Time magazine has named German Chancellor Angela Merkel its 2015 "Person of the Year", noting her leadership during the Syrian refugee crisis, the Greek bailout deal, currency turmoil in the European Union, and Russia’s intervention in Ukraine.
The magazine said Merkel “stepped in” every time Europe faced a serious crisis.
It said that while much of the world is debating the balance between safety and freedom, Merkel is asking Germany and the rest of the world to believe in great civilizations and build bridges, not walls. She says wars are won both on and off the battlefield.
Time editor Nancy Gibbs wrote Wednesday, ”Leaders are tested only when people don't want to follow" ... and Merkel provides "steadfast moral leadership in a world where it is in short supply.
Merkel became Germany's first female chancellor 10 years ago and one of the leading figures of the European Union.
The daughter of a Lutheran pastor, Merkel was born in Hamburg, West Germany, in 1954, but grew up in communist East Germany after her father accepted a pastorate in Quitzow, Brandenburg, north of Berlin.
Merkel studied physics at the University of Leipzig, earning a doctorate degree in quantum chemistry in 1978. She worked at East Germany’s Academy of Sciences from 1978 to 1990.
Merkel entered politics after the fall of the Berlin Wall in 1989, first rising to the position of chairwoman of the Christian Democratic Union party.

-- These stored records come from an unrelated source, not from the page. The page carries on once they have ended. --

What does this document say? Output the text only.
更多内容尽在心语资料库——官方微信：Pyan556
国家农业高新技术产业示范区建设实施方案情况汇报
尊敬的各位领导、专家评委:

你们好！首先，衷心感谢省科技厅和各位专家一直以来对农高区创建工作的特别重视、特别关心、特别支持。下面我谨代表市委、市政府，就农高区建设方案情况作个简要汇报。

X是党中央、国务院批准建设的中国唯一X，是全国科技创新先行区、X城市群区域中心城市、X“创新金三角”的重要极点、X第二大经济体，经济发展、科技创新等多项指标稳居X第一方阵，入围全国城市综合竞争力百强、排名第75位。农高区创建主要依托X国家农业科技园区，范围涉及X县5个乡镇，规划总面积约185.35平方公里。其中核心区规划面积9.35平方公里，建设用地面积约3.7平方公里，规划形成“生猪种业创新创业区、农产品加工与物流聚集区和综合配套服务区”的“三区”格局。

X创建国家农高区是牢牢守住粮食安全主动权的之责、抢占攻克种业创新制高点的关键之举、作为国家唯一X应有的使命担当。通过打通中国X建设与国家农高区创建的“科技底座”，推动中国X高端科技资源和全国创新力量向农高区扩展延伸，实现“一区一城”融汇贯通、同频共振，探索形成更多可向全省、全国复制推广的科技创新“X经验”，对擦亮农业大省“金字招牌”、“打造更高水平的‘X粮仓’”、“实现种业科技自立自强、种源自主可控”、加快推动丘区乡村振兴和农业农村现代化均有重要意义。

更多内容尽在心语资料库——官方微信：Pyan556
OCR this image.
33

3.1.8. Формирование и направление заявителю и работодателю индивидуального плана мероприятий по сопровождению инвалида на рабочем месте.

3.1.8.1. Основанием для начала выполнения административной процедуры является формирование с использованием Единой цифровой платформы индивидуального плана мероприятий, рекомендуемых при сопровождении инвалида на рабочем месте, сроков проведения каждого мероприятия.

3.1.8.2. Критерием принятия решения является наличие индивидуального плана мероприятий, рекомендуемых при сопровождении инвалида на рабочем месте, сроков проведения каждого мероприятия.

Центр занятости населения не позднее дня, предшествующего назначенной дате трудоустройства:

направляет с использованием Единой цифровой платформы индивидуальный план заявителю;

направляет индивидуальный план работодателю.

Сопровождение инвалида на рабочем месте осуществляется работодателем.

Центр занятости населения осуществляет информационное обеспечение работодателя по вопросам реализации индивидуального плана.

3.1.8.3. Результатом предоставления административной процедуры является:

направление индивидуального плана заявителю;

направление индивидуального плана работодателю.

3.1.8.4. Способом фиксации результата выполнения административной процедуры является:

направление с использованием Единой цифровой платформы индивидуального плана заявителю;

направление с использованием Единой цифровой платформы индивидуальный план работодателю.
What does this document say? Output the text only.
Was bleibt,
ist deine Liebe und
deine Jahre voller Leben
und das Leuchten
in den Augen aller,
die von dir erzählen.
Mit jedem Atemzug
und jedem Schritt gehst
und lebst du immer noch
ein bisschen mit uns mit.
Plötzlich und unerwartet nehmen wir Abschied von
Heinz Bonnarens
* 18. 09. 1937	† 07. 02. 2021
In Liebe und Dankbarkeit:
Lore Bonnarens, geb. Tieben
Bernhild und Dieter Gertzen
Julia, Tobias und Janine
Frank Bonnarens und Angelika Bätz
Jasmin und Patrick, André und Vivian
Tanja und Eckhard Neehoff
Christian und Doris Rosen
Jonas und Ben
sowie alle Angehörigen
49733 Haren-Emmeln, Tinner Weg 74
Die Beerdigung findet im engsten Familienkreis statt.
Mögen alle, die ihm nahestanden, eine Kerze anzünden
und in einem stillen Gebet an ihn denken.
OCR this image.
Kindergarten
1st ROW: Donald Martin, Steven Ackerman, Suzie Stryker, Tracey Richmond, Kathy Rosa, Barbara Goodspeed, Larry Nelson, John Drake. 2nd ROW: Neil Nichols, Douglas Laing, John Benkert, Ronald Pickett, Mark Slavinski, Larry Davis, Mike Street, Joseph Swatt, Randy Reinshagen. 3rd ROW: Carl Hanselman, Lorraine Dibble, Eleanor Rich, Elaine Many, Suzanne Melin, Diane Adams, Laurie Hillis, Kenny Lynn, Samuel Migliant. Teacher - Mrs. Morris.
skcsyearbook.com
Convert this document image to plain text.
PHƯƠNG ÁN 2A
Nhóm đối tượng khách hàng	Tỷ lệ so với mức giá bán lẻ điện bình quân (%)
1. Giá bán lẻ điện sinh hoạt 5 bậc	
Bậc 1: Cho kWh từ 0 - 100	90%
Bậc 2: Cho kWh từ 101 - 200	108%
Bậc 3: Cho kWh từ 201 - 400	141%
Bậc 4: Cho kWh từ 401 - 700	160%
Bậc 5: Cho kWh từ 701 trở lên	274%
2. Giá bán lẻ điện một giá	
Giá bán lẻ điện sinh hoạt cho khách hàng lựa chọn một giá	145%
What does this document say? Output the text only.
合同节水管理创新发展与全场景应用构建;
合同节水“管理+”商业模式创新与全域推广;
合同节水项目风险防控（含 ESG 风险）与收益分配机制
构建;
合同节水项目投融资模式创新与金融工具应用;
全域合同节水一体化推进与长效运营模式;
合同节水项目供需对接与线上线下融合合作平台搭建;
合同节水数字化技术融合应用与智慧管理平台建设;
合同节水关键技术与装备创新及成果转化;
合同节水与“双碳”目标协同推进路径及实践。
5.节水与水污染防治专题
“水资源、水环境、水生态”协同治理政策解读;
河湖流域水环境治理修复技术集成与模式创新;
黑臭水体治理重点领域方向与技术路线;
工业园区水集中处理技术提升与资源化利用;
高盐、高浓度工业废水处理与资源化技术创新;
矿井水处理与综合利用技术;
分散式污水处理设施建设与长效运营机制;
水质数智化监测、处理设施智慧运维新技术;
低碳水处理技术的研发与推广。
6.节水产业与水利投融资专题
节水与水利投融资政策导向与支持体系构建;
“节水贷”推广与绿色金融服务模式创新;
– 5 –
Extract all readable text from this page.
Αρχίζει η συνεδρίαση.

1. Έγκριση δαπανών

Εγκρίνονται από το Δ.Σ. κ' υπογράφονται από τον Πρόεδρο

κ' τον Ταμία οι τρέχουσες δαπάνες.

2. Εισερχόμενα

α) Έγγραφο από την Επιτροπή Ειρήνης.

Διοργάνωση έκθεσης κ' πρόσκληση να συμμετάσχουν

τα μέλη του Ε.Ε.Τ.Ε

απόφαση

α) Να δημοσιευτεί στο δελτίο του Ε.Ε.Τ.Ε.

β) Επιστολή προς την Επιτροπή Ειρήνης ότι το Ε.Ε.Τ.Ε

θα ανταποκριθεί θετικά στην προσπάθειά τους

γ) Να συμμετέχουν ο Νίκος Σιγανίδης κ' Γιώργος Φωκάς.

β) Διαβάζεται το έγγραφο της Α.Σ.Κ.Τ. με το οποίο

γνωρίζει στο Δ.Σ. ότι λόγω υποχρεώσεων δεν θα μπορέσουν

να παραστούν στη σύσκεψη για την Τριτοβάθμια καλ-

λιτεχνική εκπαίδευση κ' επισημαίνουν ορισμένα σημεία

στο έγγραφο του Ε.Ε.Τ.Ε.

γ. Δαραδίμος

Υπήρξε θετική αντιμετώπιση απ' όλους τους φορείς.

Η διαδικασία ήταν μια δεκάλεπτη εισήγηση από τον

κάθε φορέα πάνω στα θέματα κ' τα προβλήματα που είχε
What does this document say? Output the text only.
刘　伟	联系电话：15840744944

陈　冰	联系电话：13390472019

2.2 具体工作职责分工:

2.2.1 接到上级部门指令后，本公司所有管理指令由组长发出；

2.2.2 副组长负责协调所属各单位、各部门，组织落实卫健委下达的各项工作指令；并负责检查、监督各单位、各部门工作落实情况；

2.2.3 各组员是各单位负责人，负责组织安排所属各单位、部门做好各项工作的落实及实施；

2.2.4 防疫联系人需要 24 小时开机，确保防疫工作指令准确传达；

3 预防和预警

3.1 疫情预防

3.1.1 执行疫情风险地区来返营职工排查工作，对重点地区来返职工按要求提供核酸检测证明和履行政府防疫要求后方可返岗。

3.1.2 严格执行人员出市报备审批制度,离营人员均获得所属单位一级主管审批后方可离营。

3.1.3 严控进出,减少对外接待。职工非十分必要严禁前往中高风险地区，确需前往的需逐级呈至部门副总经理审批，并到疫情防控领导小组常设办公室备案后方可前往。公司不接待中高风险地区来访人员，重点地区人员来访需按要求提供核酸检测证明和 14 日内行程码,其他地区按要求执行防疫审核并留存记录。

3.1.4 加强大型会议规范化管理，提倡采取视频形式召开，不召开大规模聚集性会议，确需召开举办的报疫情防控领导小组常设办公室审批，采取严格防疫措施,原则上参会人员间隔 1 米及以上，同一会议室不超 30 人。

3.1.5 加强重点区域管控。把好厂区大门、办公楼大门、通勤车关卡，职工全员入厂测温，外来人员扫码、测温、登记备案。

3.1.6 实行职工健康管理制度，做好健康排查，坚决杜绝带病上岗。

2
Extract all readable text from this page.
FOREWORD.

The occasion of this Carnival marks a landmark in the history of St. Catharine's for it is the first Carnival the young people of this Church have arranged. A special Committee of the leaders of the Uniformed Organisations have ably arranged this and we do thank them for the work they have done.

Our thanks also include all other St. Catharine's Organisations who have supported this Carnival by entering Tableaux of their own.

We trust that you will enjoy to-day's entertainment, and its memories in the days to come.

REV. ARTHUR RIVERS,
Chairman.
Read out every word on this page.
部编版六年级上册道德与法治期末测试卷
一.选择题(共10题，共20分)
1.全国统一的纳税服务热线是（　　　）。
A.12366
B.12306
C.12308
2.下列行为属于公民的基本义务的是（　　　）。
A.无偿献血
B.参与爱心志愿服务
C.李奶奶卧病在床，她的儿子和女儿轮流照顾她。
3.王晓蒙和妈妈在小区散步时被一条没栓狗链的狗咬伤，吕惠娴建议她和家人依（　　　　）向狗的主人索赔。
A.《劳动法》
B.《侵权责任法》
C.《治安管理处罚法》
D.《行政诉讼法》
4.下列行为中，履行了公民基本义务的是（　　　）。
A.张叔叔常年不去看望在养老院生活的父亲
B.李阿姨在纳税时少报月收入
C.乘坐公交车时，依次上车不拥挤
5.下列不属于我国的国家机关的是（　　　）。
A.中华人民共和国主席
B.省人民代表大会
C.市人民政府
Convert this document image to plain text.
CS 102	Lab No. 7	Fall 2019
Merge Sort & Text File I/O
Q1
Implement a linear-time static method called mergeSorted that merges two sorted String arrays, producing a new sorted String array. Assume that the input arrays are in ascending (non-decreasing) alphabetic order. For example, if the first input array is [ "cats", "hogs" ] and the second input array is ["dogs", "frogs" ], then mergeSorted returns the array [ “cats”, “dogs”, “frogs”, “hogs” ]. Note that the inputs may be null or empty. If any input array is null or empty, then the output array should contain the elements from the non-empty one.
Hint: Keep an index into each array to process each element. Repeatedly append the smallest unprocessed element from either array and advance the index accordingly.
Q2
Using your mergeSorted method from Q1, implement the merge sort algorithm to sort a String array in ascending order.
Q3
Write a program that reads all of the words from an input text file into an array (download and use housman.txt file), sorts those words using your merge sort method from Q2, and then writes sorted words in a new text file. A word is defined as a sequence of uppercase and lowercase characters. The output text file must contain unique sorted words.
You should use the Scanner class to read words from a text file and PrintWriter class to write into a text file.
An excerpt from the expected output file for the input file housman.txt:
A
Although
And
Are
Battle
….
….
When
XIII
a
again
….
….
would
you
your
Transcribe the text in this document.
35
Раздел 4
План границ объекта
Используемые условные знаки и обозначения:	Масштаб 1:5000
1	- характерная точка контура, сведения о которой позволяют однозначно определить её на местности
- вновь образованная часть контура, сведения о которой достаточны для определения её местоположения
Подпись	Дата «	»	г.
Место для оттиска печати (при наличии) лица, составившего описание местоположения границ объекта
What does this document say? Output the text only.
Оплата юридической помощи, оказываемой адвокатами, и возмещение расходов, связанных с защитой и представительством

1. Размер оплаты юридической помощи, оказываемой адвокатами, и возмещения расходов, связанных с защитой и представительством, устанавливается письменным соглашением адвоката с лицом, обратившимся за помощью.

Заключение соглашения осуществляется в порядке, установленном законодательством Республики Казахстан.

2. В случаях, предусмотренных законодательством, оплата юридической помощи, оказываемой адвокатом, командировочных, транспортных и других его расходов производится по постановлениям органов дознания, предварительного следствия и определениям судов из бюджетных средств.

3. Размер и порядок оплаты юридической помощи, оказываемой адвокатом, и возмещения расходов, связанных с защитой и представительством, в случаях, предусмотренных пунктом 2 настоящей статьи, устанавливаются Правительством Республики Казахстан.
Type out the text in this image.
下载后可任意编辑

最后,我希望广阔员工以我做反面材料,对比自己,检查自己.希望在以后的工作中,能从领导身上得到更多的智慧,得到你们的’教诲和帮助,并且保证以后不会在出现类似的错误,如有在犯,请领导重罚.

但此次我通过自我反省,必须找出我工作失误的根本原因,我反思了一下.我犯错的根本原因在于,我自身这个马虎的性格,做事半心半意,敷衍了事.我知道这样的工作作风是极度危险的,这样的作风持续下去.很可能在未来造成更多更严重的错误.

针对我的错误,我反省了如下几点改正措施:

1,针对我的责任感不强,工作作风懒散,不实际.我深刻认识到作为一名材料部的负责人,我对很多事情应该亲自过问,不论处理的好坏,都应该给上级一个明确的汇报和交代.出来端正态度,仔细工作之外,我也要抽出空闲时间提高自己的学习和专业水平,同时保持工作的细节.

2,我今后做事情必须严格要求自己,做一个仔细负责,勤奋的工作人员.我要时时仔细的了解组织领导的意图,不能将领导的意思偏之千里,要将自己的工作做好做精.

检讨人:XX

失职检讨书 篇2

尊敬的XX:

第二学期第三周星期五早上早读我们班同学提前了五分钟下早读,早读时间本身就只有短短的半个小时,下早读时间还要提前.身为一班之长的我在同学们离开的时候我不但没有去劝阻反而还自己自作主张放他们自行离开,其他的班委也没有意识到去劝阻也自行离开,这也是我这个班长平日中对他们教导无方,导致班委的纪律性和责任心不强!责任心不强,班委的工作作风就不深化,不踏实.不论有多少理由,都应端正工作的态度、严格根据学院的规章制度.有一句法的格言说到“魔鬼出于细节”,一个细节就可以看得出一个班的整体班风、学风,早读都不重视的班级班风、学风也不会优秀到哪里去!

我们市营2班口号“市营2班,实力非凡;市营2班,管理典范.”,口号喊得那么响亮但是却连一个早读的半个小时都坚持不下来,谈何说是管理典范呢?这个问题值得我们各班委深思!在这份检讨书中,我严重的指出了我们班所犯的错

Merkel topped Time finalists that included IS leader Abu Bakr al-Baghdadi, Republican presidential candidate Donald Trump, America's Black Lives Matter activists campaigning for equality and Iranian President Hassan Rouhani.
Merkel is the fourth German chancellor to be named Time magazine's Person of the Year. Willy Brandt was given the honor in 1970 and Konrad Adenaur in 1953. In perhaps the magazine's all-time most controversial choice, Nazi dictator Adolf Hitler was named Man of the Year in 1938.
Some material for this report came from AP, AFP and Reuters.